MAKERERE University Council has increased the tuition fees for private students for the new academic year, which opens next week. The council, which sat last month, also set tighter deadlines for the payment of tuition and other fees.

By Francis Kagolo

MAKERERE University Council has increased the tuition fees for private students for the new academic year, which opens next week. The council, which sat last month, also set tighter deadlines for the payment of tuition and other fees.

The tuition increment, which cuts across all courses, is of over sh350,000, according to the university’s new fees structure.

Tuition for Bachelor of Mass Communication, for instance, was increased from sh600,000 to sh980,000 per semester. Bachelor of Commerce increased from sh800,000 to sh1.12m per semester.

Students pursuing Bachelor of Social Sciences will pay sh700,000 per semester, up from sh450,000, while those admitted for Bachelor of Education (Arts) have to part with sh672,000, up from sh450,000. Bachelor of Law will cost sh1.26m, up from sh950,000.

On top of the tuition fee, private students are charged sh363,500 every year as contribution towards the research fund, registration, library, exams, development and technology fees.

Another sh100,000 is charged per semester for internship or field attachment and sh33,000 per academic year for the identity card, academic gown, and the rules and caution book.

The university academic registrar, Amos Olar Odur, yesterday said the fees increment was intended to enable the institution run more efficiently.

“Tuition was increased. This was done by the University Council as per the Universities and Other Tertiary Institutions Act,” Odur said on phone.

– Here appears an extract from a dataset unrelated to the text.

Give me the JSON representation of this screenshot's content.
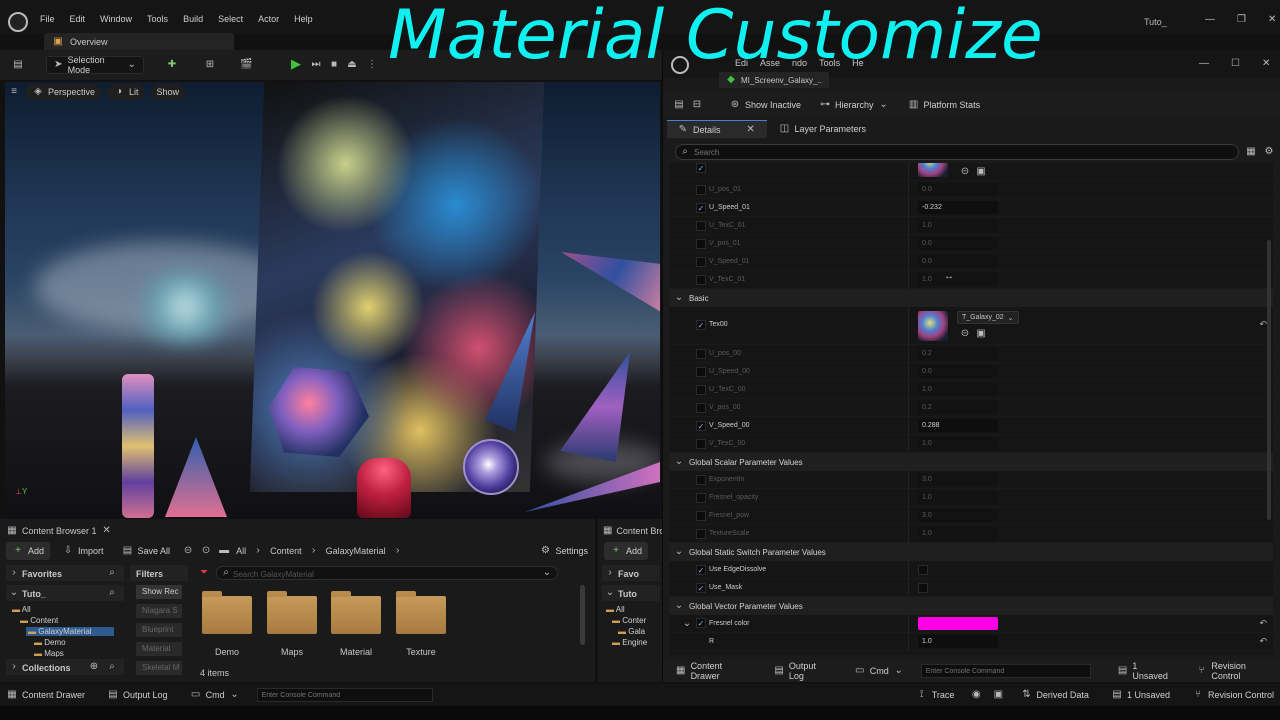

He, however, clarified that the increment would not affect continuing students. “We normally don’t make changes that affect students in the middle of their courses,” he explained.

The council, which is the institution’s highest policy and decision-making organ, also resolved that a private student must pay all tuition fees in full at the beginning of the semester or else they lose the vacancy.

“Every privately-sponsored student is obliged to pay all the functional fees and the tuition fees before he/she can be registered and allowed to attend classes as well as being issued with the university identity card,” the council said in a statement.

“Payment of all tuition fees must be completed within three weeks of a semester or else your place will be forfeited to another candidate.”

The resolutions, said a reliable source, were taken to avert a financial crisis which recently prompted the management to seek bank overdrafts to pay staff salaries.

“There was no money to pay the university staff last month. We had to direct the management to apply for an overdraft of over sh4b. The council, therefore, realised it was necessary to increase tuition,” a source told The New Vision.

The 87-year-old university has been cash-strapped since 2006. The council’s repeated applications for increased funding from the Government have been futile.

In 2007, the university operated on a budgetary deficit of over sh40b, forcing the management to use lecturers’ pension funds to pay salaries.

This provoked the academic staff association into a sit-down strike that led to the closure of the university for over two months.

A report by the council’s finance subcommittee, chaired by bursar Ben Byambabzi, last year indicated that the university was at risk of closing down due to a sh50b budget deficit amidst debts.

The committee then suggested a 40% increment in tuition. But the Government blocked the move when the council had just started debating the proposal.

Makerere’s current fees structure was designed in 1996 and had not been reviewed since. The university has been the cheapest in East Africa, according to former vice-chancellor Livingstone Luboobi.